The magic here is that workflows are dependency graphs capable of automatically detecting which tasks depend on which others and passing the outputs (return values) from completed tasks as parameters to others.

Additionally, the workflow will be visible in the UI as a graph showing whose waiting on what and making it easy to get each step’s current status.

Timeouts and fallbacks #

Let’s go back to the workflow example and say we have found that validating addresses can sometimes be too slow, and in order to meet our agreements with our customers we need to give up after a certain amount of time and unblock the rest of the flow.

We can do this like so:

validating = rota
    .step("Validating", validate.batch_params(letters=letters).batch_size(1000))
    .skip_after(timedelta(minutes=2))

This will move on to the next step after two minutes.

However, there’s a problem: many of the other steps depend on the output of this task.
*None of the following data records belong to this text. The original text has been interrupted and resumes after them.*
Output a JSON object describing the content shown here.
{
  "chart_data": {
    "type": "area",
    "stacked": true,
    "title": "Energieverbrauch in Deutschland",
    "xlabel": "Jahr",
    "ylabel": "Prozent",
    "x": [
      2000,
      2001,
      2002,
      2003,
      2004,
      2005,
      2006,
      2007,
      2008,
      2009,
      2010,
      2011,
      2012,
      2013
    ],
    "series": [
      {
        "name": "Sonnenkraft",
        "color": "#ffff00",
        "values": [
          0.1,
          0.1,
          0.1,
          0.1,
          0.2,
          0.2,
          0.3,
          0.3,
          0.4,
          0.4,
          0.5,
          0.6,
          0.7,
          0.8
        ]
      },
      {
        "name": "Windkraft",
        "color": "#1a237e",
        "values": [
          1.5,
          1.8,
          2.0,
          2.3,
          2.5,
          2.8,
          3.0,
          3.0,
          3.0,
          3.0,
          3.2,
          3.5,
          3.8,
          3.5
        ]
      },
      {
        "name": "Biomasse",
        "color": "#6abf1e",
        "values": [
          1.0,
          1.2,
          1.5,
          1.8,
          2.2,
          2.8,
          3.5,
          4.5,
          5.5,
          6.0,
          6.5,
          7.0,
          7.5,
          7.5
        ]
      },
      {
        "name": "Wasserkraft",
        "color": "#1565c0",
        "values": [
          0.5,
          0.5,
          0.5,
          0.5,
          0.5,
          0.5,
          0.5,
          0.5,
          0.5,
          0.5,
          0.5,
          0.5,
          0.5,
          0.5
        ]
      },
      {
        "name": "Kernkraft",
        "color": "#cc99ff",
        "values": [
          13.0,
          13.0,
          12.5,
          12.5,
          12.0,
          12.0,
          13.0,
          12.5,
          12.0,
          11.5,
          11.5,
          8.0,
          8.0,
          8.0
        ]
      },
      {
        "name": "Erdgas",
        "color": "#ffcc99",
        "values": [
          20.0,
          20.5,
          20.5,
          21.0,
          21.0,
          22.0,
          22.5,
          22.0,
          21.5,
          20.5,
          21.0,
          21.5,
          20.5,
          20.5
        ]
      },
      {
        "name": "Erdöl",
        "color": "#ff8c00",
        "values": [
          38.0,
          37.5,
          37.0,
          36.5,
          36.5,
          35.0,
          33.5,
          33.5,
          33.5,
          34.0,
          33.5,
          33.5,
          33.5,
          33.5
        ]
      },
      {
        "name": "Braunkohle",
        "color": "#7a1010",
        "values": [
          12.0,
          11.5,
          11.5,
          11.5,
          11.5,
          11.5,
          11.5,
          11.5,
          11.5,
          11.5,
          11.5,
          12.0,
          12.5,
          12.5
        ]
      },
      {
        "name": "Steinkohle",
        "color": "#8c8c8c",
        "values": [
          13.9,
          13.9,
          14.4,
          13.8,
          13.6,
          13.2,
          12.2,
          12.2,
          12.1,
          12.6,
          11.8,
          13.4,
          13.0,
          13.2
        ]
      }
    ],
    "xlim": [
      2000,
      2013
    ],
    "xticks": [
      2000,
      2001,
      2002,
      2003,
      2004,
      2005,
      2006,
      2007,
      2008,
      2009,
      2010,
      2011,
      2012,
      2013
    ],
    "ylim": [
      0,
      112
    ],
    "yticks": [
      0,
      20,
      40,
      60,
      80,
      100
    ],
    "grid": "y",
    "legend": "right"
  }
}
When the workflow is run like this, the other tasks will fail with a “dependency skipped” error.

You can resolve this by setting a fallback output, like this:

validating = rota
    .step("Validating", validate.batch_params(letters=letters).batch_size(1000))
    .skip_after(timedelta(minutes=2))
    .fallback_output(num_to_send=len(letters), num_invalid=0, letters_to_send=letters)

Now if two minutes pass, the task is skipped and the fallback values are used in their stead. None of the letters will be considered invalid and we’ll try to send all of them. Don’t worry, the mailroom will compost the bad letters!